The enduring picture of Miller and Roberts lifting the Premier Reserve League championship trophy captures the joy of a winner but hides the full extent of the illness the coach was battling.
Miller said: “I'm just glad we won that for him. He really deserved it and a lot more. Even when he was going through the toughest of times he was there for us. He used to come in and want to look after everyone else.”
Ipswich Town skipper Matt Holland added: “I can't speak highly enough of Dale.
“He was a terrific guy who always had a smile on his face and even though he had been ill for 12 months and must have been in a lot of pain during that time, he would never show it.
“That showed his strength of character. It was typical of Dale.
“My thoughts are with his family at this sad time. It's a big loss for them and a big loss for everyone who knew him.”
SIR BOBBY ROBSON
SIR BOBBY Robson was the man who brought Dale Roberts to Ipswich from his native Newcastle and gave him his debut against Birmingham in the old Division One in 1974.
Robson last night said: “I knew Dale was fighting for his life but this has still come as a shock because it was so sudden really.
“The news has left me very sad and distraught.
“I felt particularly close to Dale because he was a Geordie lad and I took him to Ipswich from the north-east along with Eric Gates, Tommy Parkin and David Geddis.
“He made his debut under me and although he was not the most skilful player he was a great competitor and quite a character.
“He was a great lad and a very loyal servant to Ipswich Town. I know he was very close to George Burley and he will be feeling particularly low just as I am.”

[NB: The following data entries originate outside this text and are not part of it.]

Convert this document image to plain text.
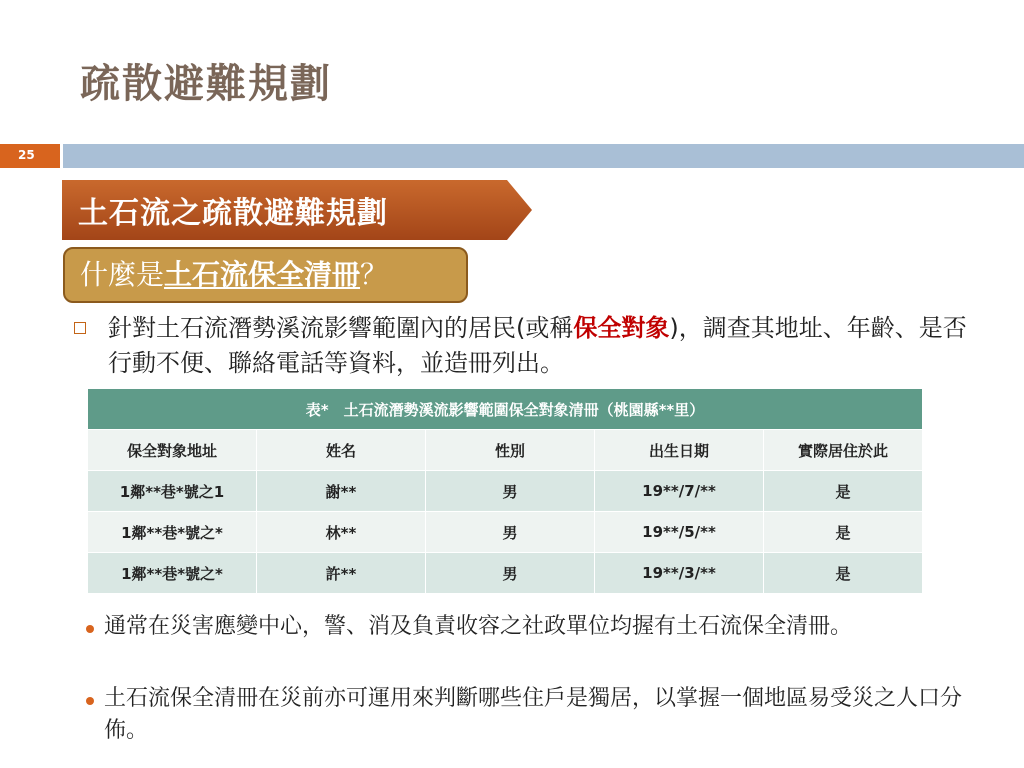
疏散避難規劃
25
土石流之疏散避難規劃
什麼是土石流保全清冊？
針對土石流潛勢溪流影響範圍內的居民(或稱保全對象)，調查其地址、年齡、是否行動不便、聯絡電話等資料，並造冊列出。
表*　土石流潛勢溪流影響範圍保全對象清冊（桃園縣**里）				
保全對象地址	姓名	性別	出生日期	實際居住於此
1鄰**巷*號之1	謝**	男	19**/7/**	是
1鄰**巷*號之*	林**	男	19**/5/**	是
1鄰**巷*號之*	許**	男	19**/3/**	是
通常在災害應變中心，警、消及負責收容之社政單位均握有土石流保全清冊。
土石流保全清冊在災前亦可運用來判斷哪些住戶是獨居，以掌握一個地區易受災之人口分佈。
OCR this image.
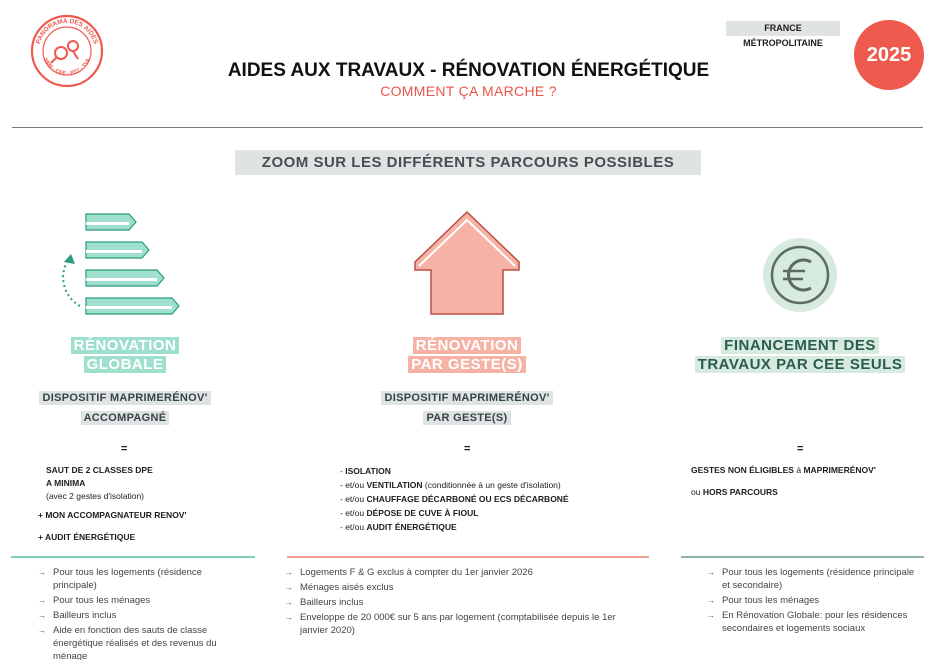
PANORAMA DES AIDES
MPR · CEE · PTZ · TVA
FRANCE MÉTROPOLITAINE
2025
AIDES AUX TRAVAUX - RÉNOVATION ÉNERGÉTIQUE
COMMENT ÇA MARCHE ?
ZOOM SUR LES DIFFÉRENTS PARCOURS POSSIBLES
RÉNOVATION
GLOBALE
RÉNOVATION
PAR GESTE(S)
FINANCEMENT DES
TRAVAUX PAR CEE SEULS
DISPOSITIF MAPRIMERÉNOV'
ACCOMPAGNÉ
DISPOSITIF MAPRIMERÉNOV'
PAR GESTE(S)
=	=	=
SAUT DE 2 CLASSES DPE
A MINIMA
(avec 2 gestes d'isolation)
+ MON ACCOMPAGNATEUR RENOV'
+ AUDIT ÉNERGÉTIQUE
- ISOLATION
- et/ou VENTILATION (conditionnée à un geste d'isolation)
- et/ou CHAUFFAGE DÉCARBONÉ OU ECS DÉCARBONÉ
- et/ou DÉPOSE DE CUVE À FIOUL
- et/ou AUDIT ÉNERGÉTIQUE
GESTES NON ÉLIGIBLES à MAPRIMERÉNOV'
ou HORS PARCOURS
→ Pour tous les logements (résidence principale)
→ Pour tous les ménages
→ Bailleurs inclus
→ Aide en fonction des sauts de classe énergétique réalisés et des revenus du ménage
→ Logements F & G exclus à compter du 1er janvier 2026
→ Ménages aisés exclus
→ Bailleurs inclus
→ Enveloppe de 20 000€ sur 5 ans par logement (comptabilisée depuis le 1er janvier 2020)
→ Pour tous les logements (résidence principale et secondaire)
→ Pour tous les ménages
→ En Rénovation Globale: pour les résidences secondaires et logements sociaux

COLCHESTER United chairman Peter Heard once gave Dale Roberts the chance to manage a team in his own right but such was his loyalty to George Burley he politely declined.
Heard remembers when he first saw the fierce passion and enthusiasm which burned within Roberts.
He said: “George was concerned after losing some pre-season games and not starting the season too well. He approached the board about bringing Dale in from America and although there was some reluctance I managed to persuade the board to grant George's request.
“In his first game at Scarborough I remember Dale punching the Perspex top of a dug-out after a minor mistake. It showed his determination and encouragement and we won the game and as I recall we went on a fabulous run when we lost just once up until George left at Christmas.
“We asked Dale to stay on and take over but he was very gentlemanly about it and said no.
“He had great loyalty to George, who had brought him in and wanted to stay with him.
“Although it was a short period I felt he was very much the unsung person behind the amazing run. He certainly played a big part.”
ALTHOUGH best remembered for his two stints at Portman Road, Dale Roberts was also a popular Tiger.
He joined Hull City in 1980 and went on to make almost 200 appearances in Divisions Three and Four.
Brian Horton was the manager who took them up in his first season in charge and remembers Roberts fondly.
He said: “We won promotion in my first year and Dale was a very important part of that. He was always a very pleasant lad and popular at Hull City.
“I can remember him being a very enthusiastic footballer, a real player's player.
“He went off to do a great job with George Burley and I was delighted with the success they had.
“I have seen Dale around now and then and he is always a terrific guy to meet up with. He will be missed and I want to pass on my condolences to his family.”